Could be the problem these lines that I added at the end?

Use MAX_STATIC_DATA of 500000.
Use MAX_VERBSPACE of 5000.

Can you check the source code and give ideas about what went wrong?

Note: I didn’t use pathfinding but it has to be something related with that.

Thank you!


Okay, I’ve looked at the Zork code you linked. (Compiled under 6G60.) It has the same slow behavior.

The problem is pathfinding, as Juhana guessed. It’s this line:

if the number of moves from the location to the bad place is 1 and the brick is off-stage, foo;

This has to do a pathfinding exploration of the entire map (the first time it’s checked).

(This is in the big “every turn” rule, which does a great many things. One of the things is the timer for a room collapsing after you set off the explosive brick.)

Here’s a simple way to improve it:

if the brick is off-stage and the number of moves from the location to the bad place is 1, foo;

By just reversing the clauses of the “and” test, we delay checking the map until after the brick has exploded! This will be just as slow, but it happens later in the game.
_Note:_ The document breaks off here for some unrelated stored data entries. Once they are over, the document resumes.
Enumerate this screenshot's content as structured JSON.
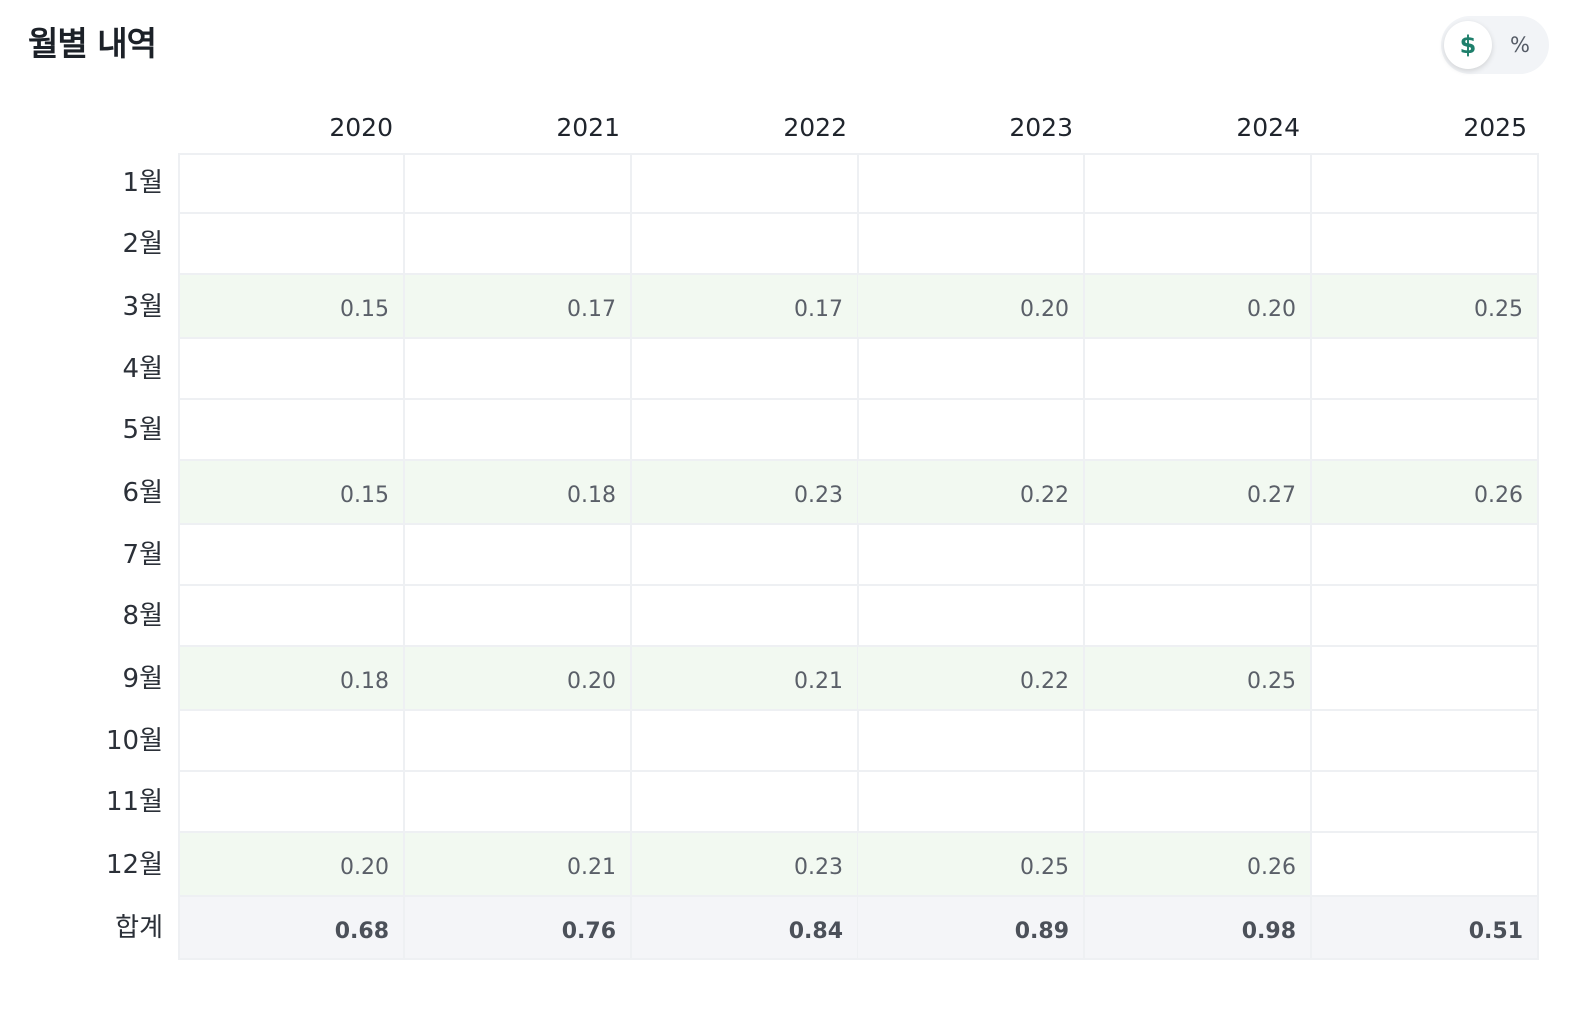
{
  "title": "월별 내역",
  "toggle": {
    "dollar_label": "$",
    "percent_label": "%",
    "selected": "$",
    "accent_color": "#1e7f6b"
  },
  "table": {
    "columns": [
      "2020",
      "2021",
      "2022",
      "2023",
      "2024",
      "2025"
    ],
    "rows": [
      {
        "label": "1월",
        "values": [
          "",
          "",
          "",
          "",
          "",
          ""
        ],
        "highlight": false
      },
      {
        "label": "2월",
        "values": [
          "",
          "",
          "",
          "",
          "",
          ""
        ],
        "highlight": false
      },
      {
        "label": "3월",
        "values": [
          "0.15",
          "0.17",
          "0.17",
          "0.20",
          "0.20",
          "0.25"
        ],
        "highlight": true
      },
      {
        "label": "4월",
        "values": [
          "",
          "",
          "",
          "",
          "",
          ""
        ],
        "highlight": false
      },
      {
        "label": "5월",
        "values": [
          "",
          "",
          "",
          "",
          "",
          ""
        ],
        "highlight": false
      },
      {
        "label": "6월",
        "values": [
          "0.15",
          "0.18",
          "0.23",
          "0.22",
          "0.27",
          "0.26"
        ],
        "highlight": true
      },
      {
        "label": "7월",
        "values": [
          "",
          "",
          "",
          "",
          "",
          ""
        ],
        "highlight": false
      },
      {
        "label": "8월",
        "values": [
          "",
          "",
          "",
          "",
          "",
          ""
        ],
        "highlight": false
      },
      {
        "label": "9월",
        "values": [
          "0.18",
          "0.20",
          "0.21",
          "0.22",
          "0.25",
          ""
        ],
        "highlight": true
      },
      {
        "label": "10월",
        "values": [
          "",
          "",
          "",
          "",
          "",
          ""
        ],
        "highlight": false
      },
      {
        "label": "11월",
        "values": [
          "",
          "",
          "",
          "",
          "",
          ""
        ],
        "highlight": false
      },
      {
        "label": "12월",
        "values": [
          "0.20",
          "0.21",
          "0.23",
          "0.25",
          "0.26",
          ""
        ],
        "highlight": true
      }
    ],
    "total": {
      "label": "합계",
      "values": [
        "0.68",
        "0.76",
        "0.84",
        "0.89",
        "0.98",
        "0.51"
      ]
    },
    "highlight_color": "#f2f9f1",
    "total_color": "#f4f5f8"
  }
}
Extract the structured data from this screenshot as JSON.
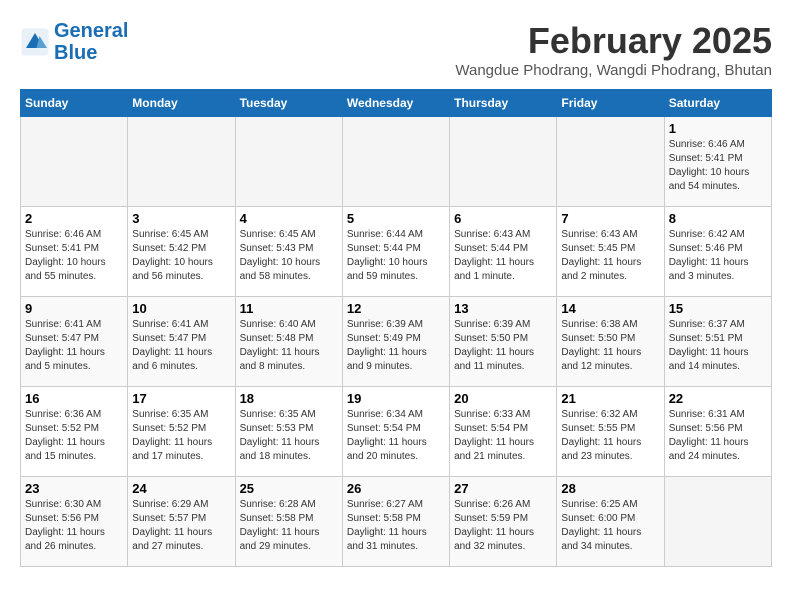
{
  "header": {
    "logo_line1": "General",
    "logo_line2": "Blue",
    "month_year": "February 2025",
    "location": "Wangdue Phodrang, Wangdi Phodrang, Bhutan"
  },
  "days_of_week": [
    "Sunday",
    "Monday",
    "Tuesday",
    "Wednesday",
    "Thursday",
    "Friday",
    "Saturday"
  ],
  "weeks": [
    [
      {
        "day": "",
        "text": ""
      },
      {
        "day": "",
        "text": ""
      },
      {
        "day": "",
        "text": ""
      },
      {
        "day": "",
        "text": ""
      },
      {
        "day": "",
        "text": ""
      },
      {
        "day": "",
        "text": ""
      },
      {
        "day": "1",
        "text": "Sunrise: 6:46 AM\nSunset: 5:41 PM\nDaylight: 10 hours and 54 minutes."
      }
    ],
    [
      {
        "day": "2",
        "text": "Sunrise: 6:46 AM\nSunset: 5:41 PM\nDaylight: 10 hours and 55 minutes."
      },
      {
        "day": "3",
        "text": "Sunrise: 6:45 AM\nSunset: 5:42 PM\nDaylight: 10 hours and 56 minutes."
      },
      {
        "day": "4",
        "text": "Sunrise: 6:45 AM\nSunset: 5:43 PM\nDaylight: 10 hours and 58 minutes."
      },
      {
        "day": "5",
        "text": "Sunrise: 6:44 AM\nSunset: 5:44 PM\nDaylight: 10 hours and 59 minutes."
      },
      {
        "day": "6",
        "text": "Sunrise: 6:43 AM\nSunset: 5:44 PM\nDaylight: 11 hours and 1 minute."
      },
      {
        "day": "7",
        "text": "Sunrise: 6:43 AM\nSunset: 5:45 PM\nDaylight: 11 hours and 2 minutes."
      },
      {
        "day": "8",
        "text": "Sunrise: 6:42 AM\nSunset: 5:46 PM\nDaylight: 11 hours and 3 minutes."
      }
    ],
    [
      {
        "day": "9",
        "text": "Sunrise: 6:41 AM\nSunset: 5:47 PM\nDaylight: 11 hours and 5 minutes."
      },
      {
        "day": "10",
        "text": "Sunrise: 6:41 AM\nSunset: 5:47 PM\nDaylight: 11 hours and 6 minutes."
      },
      {
        "day": "11",
        "text": "Sunrise: 6:40 AM\nSunset: 5:48 PM\nDaylight: 11 hours and 8 minutes."
      },
      {
        "day": "12",
        "text": "Sunrise: 6:39 AM\nSunset: 5:49 PM\nDaylight: 11 hours and 9 minutes."
      },
      {
        "day": "13",
        "text": "Sunrise: 6:39 AM\nSunset: 5:50 PM\nDaylight: 11 hours and 11 minutes."
      },
      {
        "day": "14",
        "text": "Sunrise: 6:38 AM\nSunset: 5:50 PM\nDaylight: 11 hours and 12 minutes."
      },
      {
        "day": "15",
        "text": "Sunrise: 6:37 AM\nSunset: 5:51 PM\nDaylight: 11 hours and 14 minutes."
      }
    ],
    [
      {
        "day": "16",
        "text": "Sunrise: 6:36 AM\nSunset: 5:52 PM\nDaylight: 11 hours and 15 minutes."
      },
      {
        "day": "17",
        "text": "Sunrise: 6:35 AM\nSunset: 5:52 PM\nDaylight: 11 hours and 17 minutes."
      },
      {
        "day": "18",
        "text": "Sunrise: 6:35 AM\nSunset: 5:53 PM\nDaylight: 11 hours and 18 minutes."
      },
      {
        "day": "19",
        "text": "Sunrise: 6:34 AM\nSunset: 5:54 PM\nDaylight: 11 hours and 20 minutes."
      },
      {
        "day": "20",
        "text": "Sunrise: 6:33 AM\nSunset: 5:54 PM\nDaylight: 11 hours and 21 minutes."
      },
      {
        "day": "21",
        "text": "Sunrise: 6:32 AM\nSunset: 5:55 PM\nDaylight: 11 hours and 23 minutes."
      },
      {
        "day": "22",
        "text": "Sunrise: 6:31 AM\nSunset: 5:56 PM\nDaylight: 11 hours and 24 minutes."
      }
    ],
    [
      {
        "day": "23",
        "text": "Sunrise: 6:30 AM\nSunset: 5:56 PM\nDaylight: 11 hours and 26 minutes."
      },
      {
        "day": "24",
        "text": "Sunrise: 6:29 AM\nSunset: 5:57 PM\nDaylight: 11 hours and 27 minutes."
      },
      {
        "day": "25",
        "text": "Sunrise: 6:28 AM\nSunset: 5:58 PM\nDaylight: 11 hours and 29 minutes."
      },
      {
        "day": "26",
        "text": "Sunrise: 6:27 AM\nSunset: 5:58 PM\nDaylight: 11 hours and 31 minutes."
      },
      {
        "day": "27",
        "text": "Sunrise: 6:26 AM\nSunset: 5:59 PM\nDaylight: 11 hours and 32 minutes."
      },
      {
        "day": "28",
        "text": "Sunrise: 6:25 AM\nSunset: 6:00 PM\nDaylight: 11 hours and 34 minutes."
      },
      {
        "day": "",
        "text": ""
      }
    ]
  ]
}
But it’s not necessary to measure the exact number of steps from point A to point B. You just care if they’re one room apart. So use a much faster test:

if the brick is off-stage and the location is adjacent to the bad place, foo;

There’s a second place that uses route-finding:

To decide what direction is the way through (frame - a door):
        let far side be the other side of frame;
        let way be the best route from the location to the far side, using even locked doors;
        if way is a direction, decide on the way;
        decide on inside.

This gets used in the description of the massive wooden door (the one with the placemat/key puzzle):

The initial appearance of the massive wooden door is  "On the [way through the massive wooden door] side of the room is a massive wooden door..."

This is really a waste of effort. The massive door doesn’t change direction. You could simplify it by simply checking the location:

The initial appearance of the massive wooden door is  "On the [if the location is Tiny Room]north[else]south[end if] side of the room is a massive wooden door..."

This might not work right for the case of peering through a crystal ball. (When “location” is not the room being described.) But it looks like the crystal-ball-peering case only shows the room description, not objects, so the initial appearance won’t appear.

(If you wanted to get the direction right in that case, you should special-case it rather than relying on a “best route from…” test.)

Awesome Zarf! Thank you for taking your time to solve this!